Seniors Joseph Bertrand has been the most reliable offensive piece for John Groce in league games and his 19 points on Thursday at Ohio State was the big reason the Illini were in the game late. Bertrand is easily the most efficient player on the roster with a 57.7 effective field goal percentage, which is bolstered by his reliable stroke from distance (45.2 percent on 3s). Graduate senior Jon Ekey is taking 74 percent of his shots from behind the 3-point line, where he’s hitting at a 36.8 clip overall, but just 33.3 percent in Big Ten games.
In the front court, Nnanna Egwu is hitting less than 30 percent of his shot attempts in league play and while he’s been solid on the offensive glass (9.7 OR%) and as a defender (8.1 block percentage), his five points per game in Big Ten games just isn’t getting it done. He is, however, coming off 10 points on Thursday against Ohio State.
Groce has trimmed his bench significantly as freshman guards Kendrick Nunn and Jaylon Tate were the only reserves to log more than 10 minutes at Ohio State. Nunn is a powerful guard that brings energy off the bench while Tate is basically a black hole offensively (16.7 eFG% in Big Ten games).
A TEMPO-FREE GLANCE
We’re switching things up here a bit as both teams have a healthy enough sample size to display conference-only stats and ranks:
Much like the first matchup, turnovers have a chance to be a significant factor on Sunday. Illinois is coughing it up on just 14.6 of its possessions in Big Ten play compared to 21.3 percent for Indiana. In a one or two possession game, this could be paramount. Indiana had been taking care of the ball better, but regressed against Michigan State with a 26.1 turnover percentage.
Where Indiana needs to exploit Illinois is both on the offensive glass and getting to the foul line. Indiana is the Big Ten’s third best team in terms of getting to the line while the Fighting Illini have the worst free throw rate in conference games thus far.
Offensive rebounding also has a chance to be a mismatch as IU is grabbing close to nine percent more of its misses than Illinois.
WHAT IT COMES DOWN TO
The Big Ten is scouted as well as any league in the country and given that these teams have already met once, you can expect a fair amount of adjustments in round two. The Vegas line opened with IU as a 5.5-point favorite, KenPom likes the Hoosiers by 5 and the Sagarin ratings like IU by 4.
The blueprint Northwestern used against Indiana is one that Illinois may attempt to replicate, which is essentially pack the lane, play physical and hope that the Hoosiers miss shots close to the rim.

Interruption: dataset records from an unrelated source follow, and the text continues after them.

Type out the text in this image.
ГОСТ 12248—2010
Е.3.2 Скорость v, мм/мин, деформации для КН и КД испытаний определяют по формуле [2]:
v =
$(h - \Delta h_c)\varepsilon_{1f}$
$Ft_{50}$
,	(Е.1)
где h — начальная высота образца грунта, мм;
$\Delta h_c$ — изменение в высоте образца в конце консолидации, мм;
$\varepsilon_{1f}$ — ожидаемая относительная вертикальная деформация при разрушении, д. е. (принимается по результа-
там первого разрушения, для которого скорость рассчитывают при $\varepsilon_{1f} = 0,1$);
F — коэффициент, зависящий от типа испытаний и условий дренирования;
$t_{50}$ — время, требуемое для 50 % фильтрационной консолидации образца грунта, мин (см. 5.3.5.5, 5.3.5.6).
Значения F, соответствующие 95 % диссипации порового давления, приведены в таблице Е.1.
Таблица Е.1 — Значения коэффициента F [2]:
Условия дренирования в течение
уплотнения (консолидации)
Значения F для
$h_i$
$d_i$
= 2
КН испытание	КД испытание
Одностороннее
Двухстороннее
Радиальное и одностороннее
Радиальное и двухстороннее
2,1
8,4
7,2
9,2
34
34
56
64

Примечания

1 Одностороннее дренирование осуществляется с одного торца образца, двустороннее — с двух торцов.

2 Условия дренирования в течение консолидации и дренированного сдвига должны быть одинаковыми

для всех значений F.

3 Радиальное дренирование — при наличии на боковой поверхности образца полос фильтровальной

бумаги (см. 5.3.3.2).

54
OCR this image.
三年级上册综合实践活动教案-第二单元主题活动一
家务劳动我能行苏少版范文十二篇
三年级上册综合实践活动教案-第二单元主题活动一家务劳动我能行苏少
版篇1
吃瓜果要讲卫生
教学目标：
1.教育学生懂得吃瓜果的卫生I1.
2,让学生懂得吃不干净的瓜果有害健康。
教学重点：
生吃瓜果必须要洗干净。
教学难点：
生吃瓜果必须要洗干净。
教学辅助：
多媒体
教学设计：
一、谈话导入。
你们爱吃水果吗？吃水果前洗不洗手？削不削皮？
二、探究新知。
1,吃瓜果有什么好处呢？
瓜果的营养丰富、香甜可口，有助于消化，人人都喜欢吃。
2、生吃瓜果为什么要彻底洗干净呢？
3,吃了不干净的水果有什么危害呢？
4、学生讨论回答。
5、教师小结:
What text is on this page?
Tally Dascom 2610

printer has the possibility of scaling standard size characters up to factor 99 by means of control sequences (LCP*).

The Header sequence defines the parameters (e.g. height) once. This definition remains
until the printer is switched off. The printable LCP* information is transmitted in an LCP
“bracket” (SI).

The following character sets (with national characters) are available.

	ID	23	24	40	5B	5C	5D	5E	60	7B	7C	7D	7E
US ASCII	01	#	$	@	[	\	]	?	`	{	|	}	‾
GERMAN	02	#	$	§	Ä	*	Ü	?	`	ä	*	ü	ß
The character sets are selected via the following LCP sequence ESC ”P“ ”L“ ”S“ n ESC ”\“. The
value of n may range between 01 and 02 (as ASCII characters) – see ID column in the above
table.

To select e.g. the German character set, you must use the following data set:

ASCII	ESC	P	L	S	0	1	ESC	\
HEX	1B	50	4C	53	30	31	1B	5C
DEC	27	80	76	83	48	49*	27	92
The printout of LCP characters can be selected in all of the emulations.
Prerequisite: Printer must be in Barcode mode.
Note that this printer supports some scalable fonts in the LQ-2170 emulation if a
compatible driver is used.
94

Given that Indiana is shooting a league-worst 40.3 percent on 2s in Big Ten play, it’s arguably the best strategy until the Hoosiers prove otherwise.
Illinois has been nearly as bad on 2s in Big Ten play (41.4 percent) and a woeful 26.4 percent on 3s, so look for Indiana to look and try to keep Rice out of the offensive flow early and avoid a repeat of the 29 points he dropped in Champaign.
If IU can take care of the ball and shoot a percentage anywhere near its season averages, this is a game it should win. But as we saw last weekend against Northwestern, nothing comes easy in the Big Ten.